Doug Lillydahl

Doug Lillydahl is director of communication arts at Adlai E. Stevenson High School in Illinois. He guides literacy interventions and ELA staff development, oversees assessment, and supports curricular and instructional evolution.

Even Now, It's About Culture and Vision

We have been through the wringer. Wait—certainly, we are still mid-wringer. With so much disruption and uncertainty over the past few months, it feels like we are trying to navigate a course through a tsunami.  

And in many ways, we are. Decisions for providing the most basic services to our children and their families are hampered by distance and intermittent communication. While some are blessed with helpful student technology and community resources, so many of our students on the margins risk losing touch with an essential part of their reality: caring teachers and classmates.

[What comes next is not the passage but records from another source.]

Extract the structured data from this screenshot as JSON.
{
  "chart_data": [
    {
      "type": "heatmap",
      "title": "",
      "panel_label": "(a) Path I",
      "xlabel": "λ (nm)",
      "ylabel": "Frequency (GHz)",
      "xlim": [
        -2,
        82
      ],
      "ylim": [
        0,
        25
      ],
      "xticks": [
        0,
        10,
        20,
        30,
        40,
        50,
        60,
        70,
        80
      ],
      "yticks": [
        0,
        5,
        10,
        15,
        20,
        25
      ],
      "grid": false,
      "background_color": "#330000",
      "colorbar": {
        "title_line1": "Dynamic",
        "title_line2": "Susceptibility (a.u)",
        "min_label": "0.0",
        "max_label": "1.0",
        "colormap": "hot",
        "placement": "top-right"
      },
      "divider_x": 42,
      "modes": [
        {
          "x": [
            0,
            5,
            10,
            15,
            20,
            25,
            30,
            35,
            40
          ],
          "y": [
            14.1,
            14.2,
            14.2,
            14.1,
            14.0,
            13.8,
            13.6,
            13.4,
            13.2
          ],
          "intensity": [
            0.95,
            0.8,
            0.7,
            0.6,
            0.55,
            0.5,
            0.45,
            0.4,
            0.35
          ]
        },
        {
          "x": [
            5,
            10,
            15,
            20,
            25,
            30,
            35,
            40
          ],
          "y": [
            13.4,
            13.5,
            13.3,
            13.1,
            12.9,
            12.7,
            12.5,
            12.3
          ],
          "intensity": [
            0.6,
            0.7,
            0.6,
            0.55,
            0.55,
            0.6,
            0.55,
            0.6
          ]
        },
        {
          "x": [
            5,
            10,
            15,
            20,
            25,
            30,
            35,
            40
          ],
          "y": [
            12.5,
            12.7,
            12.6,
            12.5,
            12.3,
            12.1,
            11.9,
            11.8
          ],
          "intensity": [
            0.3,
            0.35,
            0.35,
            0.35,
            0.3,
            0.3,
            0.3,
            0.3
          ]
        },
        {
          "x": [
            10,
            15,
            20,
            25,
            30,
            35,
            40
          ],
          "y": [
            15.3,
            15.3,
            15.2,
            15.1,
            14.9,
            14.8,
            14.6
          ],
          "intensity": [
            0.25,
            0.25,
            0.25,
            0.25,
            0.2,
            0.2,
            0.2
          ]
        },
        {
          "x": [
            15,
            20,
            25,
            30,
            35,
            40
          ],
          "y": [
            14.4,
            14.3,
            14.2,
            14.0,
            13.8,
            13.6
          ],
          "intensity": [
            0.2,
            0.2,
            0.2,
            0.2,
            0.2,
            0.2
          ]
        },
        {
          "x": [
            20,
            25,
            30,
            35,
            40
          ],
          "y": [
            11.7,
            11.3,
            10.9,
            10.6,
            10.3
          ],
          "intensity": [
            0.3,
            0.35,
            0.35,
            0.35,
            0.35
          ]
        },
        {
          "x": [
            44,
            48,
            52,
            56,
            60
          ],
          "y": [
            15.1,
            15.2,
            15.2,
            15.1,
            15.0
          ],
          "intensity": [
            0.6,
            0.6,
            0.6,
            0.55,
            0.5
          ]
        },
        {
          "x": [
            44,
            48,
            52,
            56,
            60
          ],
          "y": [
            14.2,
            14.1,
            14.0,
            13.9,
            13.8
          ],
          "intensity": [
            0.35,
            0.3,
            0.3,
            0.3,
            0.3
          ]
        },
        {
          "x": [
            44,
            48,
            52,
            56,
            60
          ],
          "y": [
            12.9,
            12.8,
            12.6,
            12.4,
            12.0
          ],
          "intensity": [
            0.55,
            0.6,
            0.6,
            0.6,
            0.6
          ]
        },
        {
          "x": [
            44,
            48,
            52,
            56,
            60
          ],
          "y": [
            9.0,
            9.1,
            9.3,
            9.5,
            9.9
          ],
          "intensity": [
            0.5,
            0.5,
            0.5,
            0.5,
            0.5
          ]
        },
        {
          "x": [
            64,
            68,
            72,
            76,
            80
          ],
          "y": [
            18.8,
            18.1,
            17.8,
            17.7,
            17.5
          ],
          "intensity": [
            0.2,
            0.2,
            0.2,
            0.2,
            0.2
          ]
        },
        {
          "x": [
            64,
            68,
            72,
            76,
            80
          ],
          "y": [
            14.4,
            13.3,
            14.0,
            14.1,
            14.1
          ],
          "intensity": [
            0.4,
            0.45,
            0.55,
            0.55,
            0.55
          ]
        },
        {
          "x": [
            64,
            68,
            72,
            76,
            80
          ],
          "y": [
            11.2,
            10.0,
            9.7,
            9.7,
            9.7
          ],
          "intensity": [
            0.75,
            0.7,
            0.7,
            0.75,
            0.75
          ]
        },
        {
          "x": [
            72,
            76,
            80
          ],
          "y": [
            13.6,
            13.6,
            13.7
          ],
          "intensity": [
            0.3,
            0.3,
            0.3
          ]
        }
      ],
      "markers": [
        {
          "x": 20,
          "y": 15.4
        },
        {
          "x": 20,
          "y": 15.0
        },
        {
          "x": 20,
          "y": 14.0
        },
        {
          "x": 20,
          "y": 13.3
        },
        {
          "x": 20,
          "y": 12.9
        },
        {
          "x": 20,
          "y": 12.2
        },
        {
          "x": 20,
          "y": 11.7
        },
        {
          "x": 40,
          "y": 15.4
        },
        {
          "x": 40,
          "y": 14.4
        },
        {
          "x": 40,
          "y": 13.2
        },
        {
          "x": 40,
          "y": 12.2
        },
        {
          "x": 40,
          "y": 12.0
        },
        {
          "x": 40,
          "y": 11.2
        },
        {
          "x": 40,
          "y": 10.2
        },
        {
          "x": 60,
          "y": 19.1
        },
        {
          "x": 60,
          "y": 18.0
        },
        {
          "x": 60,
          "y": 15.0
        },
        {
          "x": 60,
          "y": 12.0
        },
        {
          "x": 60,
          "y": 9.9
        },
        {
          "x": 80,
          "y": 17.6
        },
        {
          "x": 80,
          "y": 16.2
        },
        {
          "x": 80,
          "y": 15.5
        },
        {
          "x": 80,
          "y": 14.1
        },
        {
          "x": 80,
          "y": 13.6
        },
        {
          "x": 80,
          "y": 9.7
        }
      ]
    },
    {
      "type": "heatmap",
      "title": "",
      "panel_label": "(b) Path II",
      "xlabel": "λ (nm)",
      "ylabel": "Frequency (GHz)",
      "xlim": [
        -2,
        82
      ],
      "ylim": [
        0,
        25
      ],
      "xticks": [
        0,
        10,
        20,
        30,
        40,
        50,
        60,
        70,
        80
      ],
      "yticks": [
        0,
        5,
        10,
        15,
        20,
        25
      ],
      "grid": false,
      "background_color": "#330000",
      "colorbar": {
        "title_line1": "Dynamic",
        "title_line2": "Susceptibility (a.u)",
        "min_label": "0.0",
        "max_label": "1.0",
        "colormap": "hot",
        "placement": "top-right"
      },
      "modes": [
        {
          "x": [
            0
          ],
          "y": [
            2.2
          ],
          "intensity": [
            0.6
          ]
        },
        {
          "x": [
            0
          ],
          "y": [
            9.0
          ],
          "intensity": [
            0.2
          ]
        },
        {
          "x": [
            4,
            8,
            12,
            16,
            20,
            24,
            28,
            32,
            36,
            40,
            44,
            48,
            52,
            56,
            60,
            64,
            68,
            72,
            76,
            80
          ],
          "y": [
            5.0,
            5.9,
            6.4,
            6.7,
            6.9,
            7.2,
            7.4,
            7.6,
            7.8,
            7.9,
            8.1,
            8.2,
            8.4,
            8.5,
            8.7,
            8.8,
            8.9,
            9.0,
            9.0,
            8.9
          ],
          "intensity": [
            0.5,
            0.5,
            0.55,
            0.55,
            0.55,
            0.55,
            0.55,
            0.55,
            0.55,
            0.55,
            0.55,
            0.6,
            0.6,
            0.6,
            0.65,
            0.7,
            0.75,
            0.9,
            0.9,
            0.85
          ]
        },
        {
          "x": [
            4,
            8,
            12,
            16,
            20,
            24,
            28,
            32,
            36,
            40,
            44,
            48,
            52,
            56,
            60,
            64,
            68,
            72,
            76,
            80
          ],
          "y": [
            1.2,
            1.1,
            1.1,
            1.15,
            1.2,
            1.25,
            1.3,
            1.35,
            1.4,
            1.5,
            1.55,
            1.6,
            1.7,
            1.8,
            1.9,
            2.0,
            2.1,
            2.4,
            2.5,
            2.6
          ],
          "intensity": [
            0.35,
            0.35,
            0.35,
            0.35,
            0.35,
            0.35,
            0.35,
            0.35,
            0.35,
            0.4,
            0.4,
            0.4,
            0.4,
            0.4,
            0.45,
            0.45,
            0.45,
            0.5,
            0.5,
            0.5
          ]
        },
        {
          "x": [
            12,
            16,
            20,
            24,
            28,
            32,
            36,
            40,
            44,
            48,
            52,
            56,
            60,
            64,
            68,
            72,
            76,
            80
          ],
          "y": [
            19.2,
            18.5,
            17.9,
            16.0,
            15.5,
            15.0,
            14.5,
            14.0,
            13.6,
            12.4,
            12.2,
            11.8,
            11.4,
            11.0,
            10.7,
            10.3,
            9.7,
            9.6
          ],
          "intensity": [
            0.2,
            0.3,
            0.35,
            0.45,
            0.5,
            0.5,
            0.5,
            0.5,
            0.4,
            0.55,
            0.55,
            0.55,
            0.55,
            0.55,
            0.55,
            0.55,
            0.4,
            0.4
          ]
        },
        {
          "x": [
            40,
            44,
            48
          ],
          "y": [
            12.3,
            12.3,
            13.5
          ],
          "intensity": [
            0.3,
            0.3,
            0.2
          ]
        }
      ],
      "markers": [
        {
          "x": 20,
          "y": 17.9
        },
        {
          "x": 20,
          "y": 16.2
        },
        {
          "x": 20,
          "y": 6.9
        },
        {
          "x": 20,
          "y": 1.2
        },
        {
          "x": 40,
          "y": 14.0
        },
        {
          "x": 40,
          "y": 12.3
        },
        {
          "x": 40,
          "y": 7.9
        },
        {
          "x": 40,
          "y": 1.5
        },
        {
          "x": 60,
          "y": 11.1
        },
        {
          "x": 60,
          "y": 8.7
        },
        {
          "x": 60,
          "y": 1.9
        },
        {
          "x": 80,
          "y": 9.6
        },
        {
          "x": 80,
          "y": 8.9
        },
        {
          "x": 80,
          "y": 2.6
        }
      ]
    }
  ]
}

Look no further than the teacher parades that dotted social media in the spring, when even a passing glimpse of their teachers driving past and waving was a savored moment in a child’s day.  

So, looking from a wide lens, it might seem our focus is entirely lost, and we are simply grabbing for any type of life raft. However, I urge you to recognize and honor the cultural ideas that guide your steps now and will guide you into the future:  

“All of our kids are ALL of OUR kids.”  

“Every child can learn.”  

When you communicate these ideas through your actions or words, know that despite the standstill in the work you might have planned, we still paddle forward as a Professional Learning Community.  

In the movies, the hero has the perfect reaction to the threatening seas of disruption, but our Professional Learning Community doesn’t guarantee perfect, immediate responses, it simply means that we start facing them together, paying attention to what demonstrably works, and showing cycles of improvement. And when this challenge (thankfully) falls away, we will continue that method into future challenges of all types.  

In my own school, we have a refrain about facing our challenges these days with flexibility and grace—for our students, but also for ourselves. We are heroes not because we are perfect, but because we doggedly continue to be present and engaged together.